There were many witnesses to the crackling plume of blue-white energy that rose from the center of the theatre, passed from the Porta Terrarum device up into the theatre's "projector," which them carried it across the auditorium to the "screen" — in truth some mechanism that magnified and redirected the beam heavenward. I shall not here waste my strength and patience in describing it, though I have heard some compare it to a gigantic flower of light and heat. Certain of his victory, Moriarty lowered his guard, as the sky was rent with the loathsome howl of the otherworldly creatures that had begun to enter by way of the vortex forming high above the Imperial. I did the only thing I was certain would give me any possible advantage. I opened myself to the Whole, dropping all my carefully built defenses, and calling her to retrieve me at last.

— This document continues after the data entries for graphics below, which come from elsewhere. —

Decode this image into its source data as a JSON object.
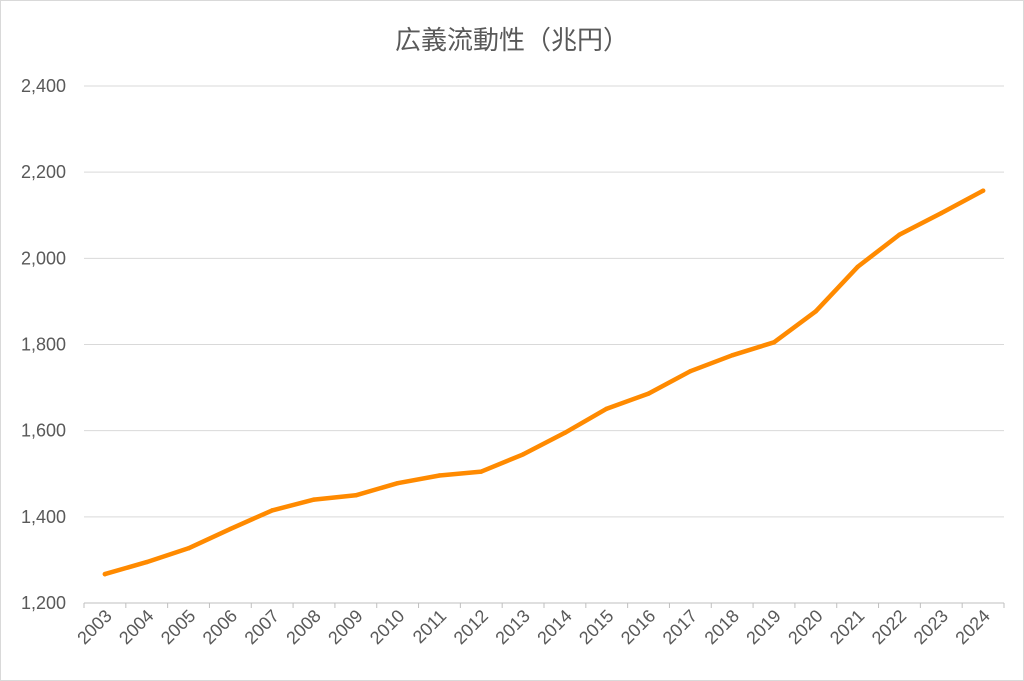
{
  "chart_data": {
    "type": "line",
    "title": "広義流動性（兆円）",
    "xlabel": "",
    "ylabel": "",
    "categories": [
      "2003",
      "2004",
      "2005",
      "2006",
      "2007",
      "2008",
      "2009",
      "2010",
      "2011",
      "2012",
      "2013",
      "2014",
      "2015",
      "2016",
      "2017",
      "2018",
      "2019",
      "2020",
      "2021",
      "2022",
      "2023",
      "2024"
    ],
    "series": [
      {
        "values": [
          1267,
          1295,
          1327,
          1372,
          1415,
          1440,
          1450,
          1478,
          1496,
          1505,
          1545,
          1595,
          1651,
          1686,
          1738,
          1775,
          1805,
          1877,
          1980,
          2055,
          2105,
          2157
        ],
        "color": "#ff8a00"
      }
    ],
    "ylim": [
      1200,
      2400
    ],
    "yticks": [
      1200,
      1400,
      1600,
      1800,
      2000,
      2200,
      2400
    ],
    "ytick_labels": [
      "1,200",
      "1,400",
      "1,600",
      "1,800",
      "2,000",
      "2,200",
      "2,400"
    ],
    "grid": true,
    "legend": "none"
  }
}
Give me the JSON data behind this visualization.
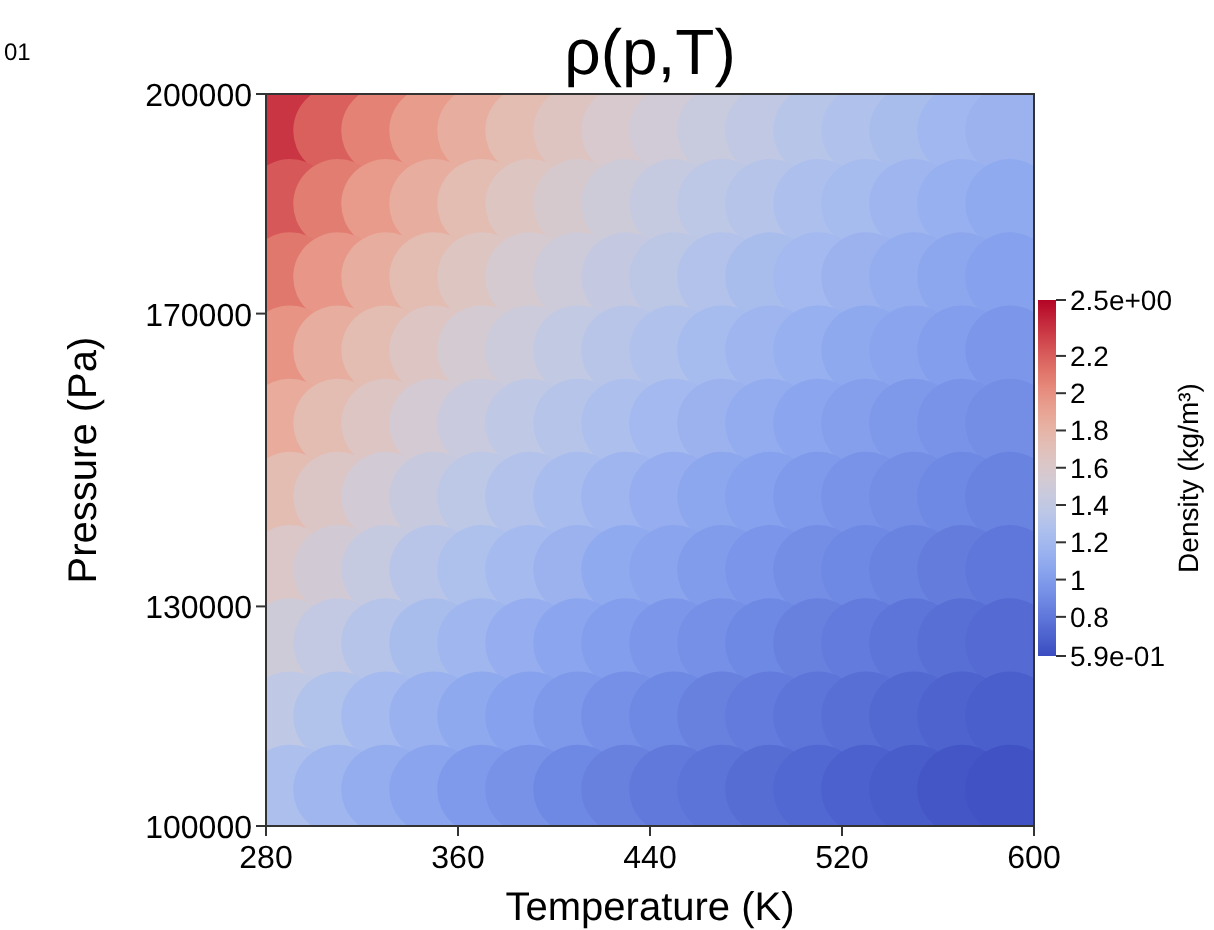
{
  "chart_data": {
    "type": "scatter",
    "title": "ρ(p,T)",
    "xlabel": "Temperature (K)",
    "ylabel": "Pressure (Pa)",
    "clabel": "Density (kg/m³)",
    "annotations": [
      "01"
    ],
    "marker": "circle",
    "xlim": [
      280,
      600
    ],
    "xticks": [
      280,
      360,
      440,
      520,
      600
    ],
    "ylim": [
      100000,
      200000
    ],
    "yticks": [
      100000,
      130000,
      170000,
      200000
    ],
    "x": [
      290,
      310,
      330,
      350,
      370,
      390,
      410,
      430,
      450,
      470,
      490,
      510,
      530,
      550,
      570,
      590,
      290,
      310,
      330,
      350,
      370,
      390,
      410,
      430,
      450,
      470,
      490,
      510,
      530,
      550,
      570,
      590,
      290,
      310,
      330,
      350,
      370,
      390,
      410,
      430,
      450,
      470,
      490,
      510,
      530,
      550,
      570,
      590,
      290,
      310,
      330,
      350,
      370,
      390,
      410,
      430,
      450,
      470,
      490,
      510,
      530,
      550,
      570,
      590,
      290,
      310,
      330,
      350,
      370,
      390,
      410,
      430,
      450,
      470,
      490,
      510,
      530,
      550,
      570,
      590,
      290,
      310,
      330,
      350,
      370,
      390,
      410,
      430,
      450,
      470,
      490,
      510,
      530,
      550,
      570,
      590,
      290,
      310,
      330,
      350,
      370,
      390,
      410,
      430,
      450,
      470,
      490,
      510,
      530,
      550,
      570,
      590,
      290,
      310,
      330,
      350,
      370,
      390,
      410,
      430,
      450,
      470,
      490,
      510,
      530,
      550,
      570,
      590,
      290,
      310,
      330,
      350,
      370,
      390,
      410,
      430,
      450,
      470,
      490,
      510,
      530,
      550,
      570,
      590,
      290,
      310,
      330,
      350,
      370,
      390,
      410,
      430,
      450,
      470,
      490,
      510,
      530,
      550,
      570,
      590
    ],
    "values": [
      195000,
      195000,
      195000,
      195000,
      195000,
      195000,
      195000,
      195000,
      195000,
      195000,
      195000,
      195000,
      195000,
      195000,
      195000,
      195000,
      185000,
      185000,
      185000,
      185000,
      185000,
      185000,
      185000,
      185000,
      185000,
      185000,
      185000,
      185000,
      185000,
      185000,
      185000,
      185000,
      175000,
      175000,
      175000,
      175000,
      175000,
      175000,
      175000,
      175000,
      175000,
      175000,
      175000,
      175000,
      175000,
      175000,
      175000,
      175000,
      165000,
      165000,
      165000,
      165000,
      165000,
      165000,
      165000,
      165000,
      165000,
      165000,
      165000,
      165000,
      165000,
      165000,
      165000,
      165000,
      155000,
      155000,
      155000,
      155000,
      155000,
      155000,
      155000,
      155000,
      155000,
      155000,
      155000,
      155000,
      155000,
      155000,
      155000,
      155000,
      145000,
      145000,
      145000,
      145000,
      145000,
      145000,
      145000,
      145000,
      145000,
      145000,
      145000,
      145000,
      145000,
      145000,
      145000,
      145000,
      135000,
      135000,
      135000,
      135000,
      135000,
      135000,
      135000,
      135000,
      135000,
      135000,
      135000,
      135000,
      135000,
      135000,
      135000,
      135000,
      125000,
      125000,
      125000,
      125000,
      125000,
      125000,
      125000,
      125000,
      125000,
      125000,
      125000,
      125000,
      125000,
      125000,
      125000,
      125000,
      115000,
      115000,
      115000,
      115000,
      115000,
      115000,
      115000,
      115000,
      115000,
      115000,
      115000,
      115000,
      115000,
      115000,
      115000,
      115000,
      105000,
      105000,
      105000,
      105000,
      105000,
      105000,
      105000,
      105000,
      105000,
      105000,
      105000,
      105000,
      105000,
      105000,
      105000,
      105000
    ],
    "cvalues": [
      2.34,
      2.19,
      2.06,
      1.94,
      1.84,
      1.74,
      1.66,
      1.58,
      1.51,
      1.45,
      1.39,
      1.33,
      1.28,
      1.24,
      1.19,
      1.15,
      2.22,
      2.08,
      1.95,
      1.84,
      1.74,
      1.65,
      1.57,
      1.5,
      1.43,
      1.37,
      1.32,
      1.26,
      1.22,
      1.17,
      1.13,
      1.09,
      2.1,
      1.97,
      1.85,
      1.74,
      1.65,
      1.56,
      1.49,
      1.42,
      1.36,
      1.3,
      1.24,
      1.2,
      1.15,
      1.11,
      1.07,
      1.03,
      1.98,
      1.85,
      1.74,
      1.64,
      1.55,
      1.47,
      1.4,
      1.34,
      1.28,
      1.22,
      1.17,
      1.13,
      1.08,
      1.05,
      1.01,
      0.97,
      1.86,
      1.74,
      1.64,
      1.54,
      1.46,
      1.38,
      1.32,
      1.26,
      1.2,
      1.15,
      1.1,
      1.06,
      1.02,
      0.98,
      0.95,
      0.92,
      1.74,
      1.63,
      1.53,
      1.44,
      1.37,
      1.3,
      1.23,
      1.17,
      1.12,
      1.07,
      1.03,
      0.99,
      0.95,
      0.92,
      0.89,
      0.86,
      1.62,
      1.52,
      1.43,
      1.34,
      1.27,
      1.21,
      1.15,
      1.09,
      1.05,
      1,
      0.96,
      0.92,
      0.89,
      0.86,
      0.83,
      0.8,
      1.5,
      1.41,
      1.32,
      1.24,
      1.18,
      1.12,
      1.06,
      1.01,
      0.97,
      0.93,
      0.89,
      0.85,
      0.82,
      0.79,
      0.76,
      0.74,
      1.38,
      1.29,
      1.21,
      1.14,
      1.08,
      1.03,
      0.98,
      0.93,
      0.89,
      0.85,
      0.82,
      0.79,
      0.76,
      0.73,
      0.7,
      0.68,
      1.26,
      1.18,
      1.11,
      1.05,
      0.99,
      0.94,
      0.89,
      0.85,
      0.81,
      0.78,
      0.75,
      0.72,
      0.69,
      0.67,
      0.64,
      0.62
    ],
    "clim": [
      0.59,
      2.5
    ],
    "cticks": [
      {
        "value": 2.5,
        "label": "2.5e+00"
      },
      2.2,
      2,
      1.8,
      1.6,
      1.4,
      1.2,
      1,
      0.8,
      {
        "value": 0.59,
        "label": "5.9e-01"
      }
    ]
  }
}
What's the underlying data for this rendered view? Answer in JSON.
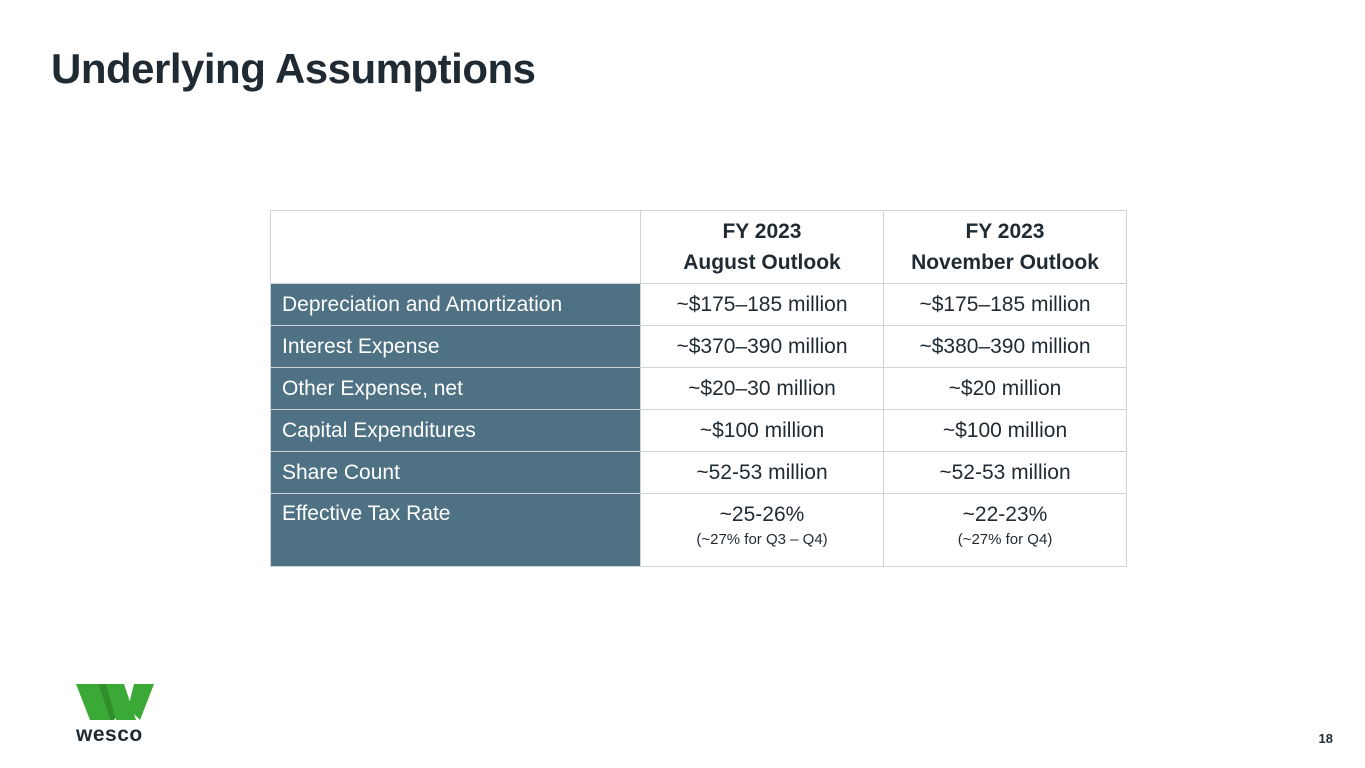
{
  "slide": {
    "title": "Underlying Assumptions",
    "page_number": "18"
  },
  "table": {
    "headers": {
      "august": [
        "FY 2023",
        "August Outlook"
      ],
      "november": [
        "FY 2023",
        "November Outlook"
      ]
    },
    "rows": [
      {
        "label": "Depreciation and Amortization",
        "august": "~$175–185 million",
        "november": "~$175–185 million"
      },
      {
        "label": "Interest Expense",
        "august": "~$370–390 million",
        "november": "~$380–390 million"
      },
      {
        "label": "Other Expense, net",
        "august": "~$20–30 million",
        "november": "~$20 million"
      },
      {
        "label": "Capital Expenditures",
        "august": "~$100 million",
        "november": "~$100 million"
      },
      {
        "label": "Share Count",
        "august": "~52-53 million",
        "november": "~52-53 million"
      },
      {
        "label": "Effective Tax Rate",
        "august": "~25-26%",
        "august_note": "(~27% for Q3 – Q4)",
        "november": "~22-23%",
        "november_note": "(~27% for Q4)"
      }
    ]
  },
  "logo": {
    "text": "wesco",
    "color": "#3aa935"
  },
  "colors": {
    "label_fill": "#4e7184",
    "title_text": "#1f2a33",
    "border": "#cfd4d8"
  }
}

As the Old Ones emerged in the skies of New Babbage, I sent the codeword that had eluded her. My body responded, taking that truer form, casting aside so much of the illusion of flesh, and I shoved Moriarty aside. Furious at my betrayal, he demanded to know what I was doing, and so I told him. Whatever shreds of sanity the man might still have harboured were, I believe, lost in that instant. He transformed once more into wolfish form, but compared to the things he had invited into this world, even that fiendish visage seemed tame. I ignored him and set about attempting to contain the immense flux of energy the Eliot device was releasing. As the theatre filled with roiling balls of flame, I rose above the building and met the tentacled nightmares in the sky. And it was then that the Gallifreyan weapon, that entity I call the Whole and of which I was created to serve, opened a second vortex to claim me.

So near to the end, I would prefer to conclude this account now and be done with it. But it shall have to wait, as I am being called away by Miss Paine to attend to matter downstairs in the Musuem.